The CMES Director's Series presents a talk in French by
Algerian journalist and author of The Meursault Investigation (éditions Barzakh, Algeria, 2013; Actes Sud, France, 2014; Other Press, 2015, transl. by J. Cullen)
Can Albert Camus’s The Stranger be read as a tragic Robinsonade? One where Friday is killed rather than his humanity discovered or negated? Daoud will take these questions as a point of departure to discuss one of humanity’s major fables: the encounter with the Other. Or the negation of the Other. Three paths emerge: murder, religious negation, and the missing of the Other on the island of existence. It is this relationship to otherness that Daoud sought to explore in Meursault: What is the Other for me? In what sense is he at once impossible and necessary? The other is both the proof of my existence and the limit that establishes my need for ethics or freedom.
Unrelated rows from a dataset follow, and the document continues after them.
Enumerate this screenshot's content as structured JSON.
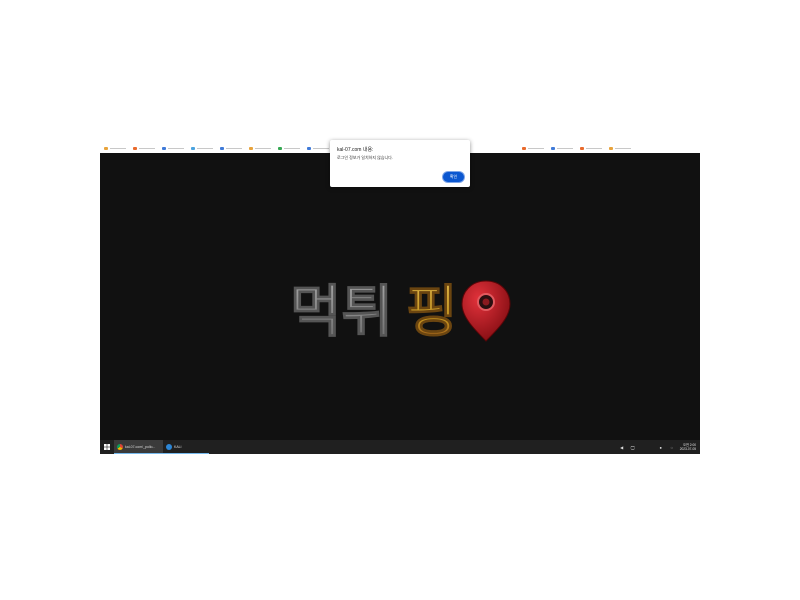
{
  "dialog": {
    "title": "kal-07.com 내용:",
    "message": "로그인 정보가 일치하지 않습니다.",
    "ok_label": "확인"
  },
  "logo": {
    "gray_text": "먹튀",
    "gold_text": "핑",
    "icon": "map-pin-icon"
  },
  "taskbar": {
    "start_icon": "windows-logo-icon",
    "tasks": [
      {
        "label": "kal-07.com/_pollo...",
        "icon": "chrome-icon"
      },
      {
        "label": "KALi",
        "icon": "app-icon"
      }
    ],
    "tray_icons": [
      "chevron-icon",
      "network-icon",
      "volume-icon",
      "notification-icon"
    ],
    "time": "오전 2:00",
    "date": "2023-07-05"
  },
  "colors": {
    "page_bg": "#111111",
    "dialog_button": "#0b57d0",
    "logo_gray": "#8a8a8a",
    "logo_gold": "#c8a032",
    "pin_red": "#b3141c",
    "taskbar_bg": "#202020"
  }
}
Kamel Daoud is an Algerian writer and journalist. Daoud edits the French language daily Le quotidien d'Oran where he contributes a popular commentary on the news under the title "Raina Raikoum" ("My Opinion, Your Opinion") in French.
Daoud's debut novel The Meursault Investigation (Meursault, contre-enquête) is his first novel; it is considered a literary and historical retelling of Albert Camus's celebrated novel, The Stranger. Within the first few years of its publication, the novel gained great acclaim and popularity. In 2014 it won the Prix François-Mauriac as well as the Prix des cinq continents de la Francophonie, and was a finalist for Prix Goncourt; and in 2015 it received the Prix Goncourt for first novel. In April 2015, an excerpt from The Meursault Investigation was featured in The New Yorker magazine.
Please note: this talk will be in French followed by a brief summary in English. The Q&A session will be in French and English.
The Harvard Bookstore will be selling signed copies of The Meursault Investigation before and after the talk.
Seating will be first come, first served.